Embodiments 1 and 2, Comparative Examples 1 to 3

[0054] Various pulverization agents were added into the clinker A that was heated at 1350 degree Celsius, a lower temperature than that of the clinker B, to produce hydraulic compositions. The pulverization agents used, pulverizability, and properties of the hydraulic compositions are listed in Table 3.

TABLE-US-00004 TABLE 3* Pulverization Pulverizability Curability Mortar Compression Strength (N/mm.sup.2) Agent BL3100 Start (min.) Cured 1 day 3 day 7 day 28 day Em. 1 MDEA 68.0 75 11.5 27.8 47.0 69.8 Em. 2 DEIPA 72.6 60 11.4 27.4 48.2 70.3 Com. 1 DEG 68.2 100 13.0 29.5 45.1 63.0 Com. 2 TEA 73.6 90 13.8 30.9 46.1 65.4 Com. 3 TIPA 78.3 95 11.5 25.2 44.4 68.2 *Clinker A was used.

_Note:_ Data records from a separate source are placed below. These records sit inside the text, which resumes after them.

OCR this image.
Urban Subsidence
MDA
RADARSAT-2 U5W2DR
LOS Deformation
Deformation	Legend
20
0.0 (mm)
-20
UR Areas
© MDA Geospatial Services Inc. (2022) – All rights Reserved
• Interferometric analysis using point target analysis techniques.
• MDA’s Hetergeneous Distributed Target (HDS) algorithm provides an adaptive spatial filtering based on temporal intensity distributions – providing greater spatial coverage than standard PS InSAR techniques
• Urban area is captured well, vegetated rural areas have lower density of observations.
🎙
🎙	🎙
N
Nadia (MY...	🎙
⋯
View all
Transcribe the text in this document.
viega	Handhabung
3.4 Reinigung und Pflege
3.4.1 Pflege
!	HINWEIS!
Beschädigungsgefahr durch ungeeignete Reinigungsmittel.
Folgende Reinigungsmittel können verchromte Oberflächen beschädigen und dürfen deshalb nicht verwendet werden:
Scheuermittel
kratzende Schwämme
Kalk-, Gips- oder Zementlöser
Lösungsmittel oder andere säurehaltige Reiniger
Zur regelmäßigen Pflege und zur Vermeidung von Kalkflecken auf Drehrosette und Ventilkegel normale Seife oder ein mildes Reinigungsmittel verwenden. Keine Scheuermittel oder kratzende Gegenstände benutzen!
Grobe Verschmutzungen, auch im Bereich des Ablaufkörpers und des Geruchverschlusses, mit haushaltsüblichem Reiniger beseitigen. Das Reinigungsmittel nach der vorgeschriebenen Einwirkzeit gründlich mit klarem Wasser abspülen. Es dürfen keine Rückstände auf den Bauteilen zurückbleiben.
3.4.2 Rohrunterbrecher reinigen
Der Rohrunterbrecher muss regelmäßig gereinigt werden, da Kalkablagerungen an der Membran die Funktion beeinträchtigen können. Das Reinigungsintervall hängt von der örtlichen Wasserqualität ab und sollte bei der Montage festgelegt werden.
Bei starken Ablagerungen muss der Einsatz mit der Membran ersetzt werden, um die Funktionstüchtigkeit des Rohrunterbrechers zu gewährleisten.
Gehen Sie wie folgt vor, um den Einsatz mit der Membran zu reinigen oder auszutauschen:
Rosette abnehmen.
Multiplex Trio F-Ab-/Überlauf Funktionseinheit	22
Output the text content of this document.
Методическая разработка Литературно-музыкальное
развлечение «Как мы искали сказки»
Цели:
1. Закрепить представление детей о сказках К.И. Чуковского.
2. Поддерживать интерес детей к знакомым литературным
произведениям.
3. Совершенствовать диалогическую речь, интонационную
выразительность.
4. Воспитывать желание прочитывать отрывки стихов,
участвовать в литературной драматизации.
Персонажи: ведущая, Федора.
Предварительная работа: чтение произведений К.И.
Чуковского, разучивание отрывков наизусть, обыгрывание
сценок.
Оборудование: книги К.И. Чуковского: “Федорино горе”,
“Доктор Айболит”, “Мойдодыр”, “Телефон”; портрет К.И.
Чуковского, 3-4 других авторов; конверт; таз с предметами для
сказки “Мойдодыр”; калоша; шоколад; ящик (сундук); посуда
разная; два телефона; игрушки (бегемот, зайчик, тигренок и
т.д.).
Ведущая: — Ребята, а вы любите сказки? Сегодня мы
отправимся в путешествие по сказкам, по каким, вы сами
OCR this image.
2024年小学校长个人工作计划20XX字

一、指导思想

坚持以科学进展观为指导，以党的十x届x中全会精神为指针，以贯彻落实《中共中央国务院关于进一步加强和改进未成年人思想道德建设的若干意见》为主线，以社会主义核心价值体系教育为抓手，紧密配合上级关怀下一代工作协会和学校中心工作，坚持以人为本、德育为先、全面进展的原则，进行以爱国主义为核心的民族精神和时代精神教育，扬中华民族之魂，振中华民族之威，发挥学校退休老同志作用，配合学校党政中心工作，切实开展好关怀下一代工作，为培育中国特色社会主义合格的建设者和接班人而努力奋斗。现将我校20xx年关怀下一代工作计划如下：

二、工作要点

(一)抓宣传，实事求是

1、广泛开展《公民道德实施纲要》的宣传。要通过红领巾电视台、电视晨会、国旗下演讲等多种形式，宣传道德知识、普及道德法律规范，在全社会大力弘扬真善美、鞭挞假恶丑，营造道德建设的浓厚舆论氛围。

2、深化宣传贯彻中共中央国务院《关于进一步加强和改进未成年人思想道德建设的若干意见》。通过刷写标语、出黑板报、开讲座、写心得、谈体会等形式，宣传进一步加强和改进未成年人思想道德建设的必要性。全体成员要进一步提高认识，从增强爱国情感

[0055] As shown in Table 3, regarding the clinker A, when MDEA or DEIPA was used as the pulverization agent, the periods needed till the start of coagulation were shortened compared with other pulverization agents; the curability was improved. This tendency was not observed regarding the conventional clinker B (conventional examples in Table 2) and was a characteristic feature peculiar to the clinker A.

[0056] The compression strengths on the 28th day increased by 10% or more compared with DEG pulverization agent. The increase in the compression strengths was, however, 5 or 6% when MDEA or DEIPA was used to the clinker B. This indicates MDEA and DEIPA have significant strength improvement effects.

[0057] Moreover, when MDEA was used as the pulverization agent, the pulverizability was very good. While the chemical structure of TEA (tri-ethanol-amine) is intermediate between those of MDEA (N-methyl-di-ethanol-amine) and DEIPA (di-ethanol-isopropanol-amine), however, regarding the clinker A, MDEA and DEIPA have remarkably different properties in the curability and the strength on the 28th day from those of TEA (Table 3). On the contrary, regarding the clinker B, there are no remarkable differences between MDEA and DEIPA, and TEA as the pulverization agents (Table 2). Thus, MDEA and DEIPA are specifically effective pulverization agents for the clinker B.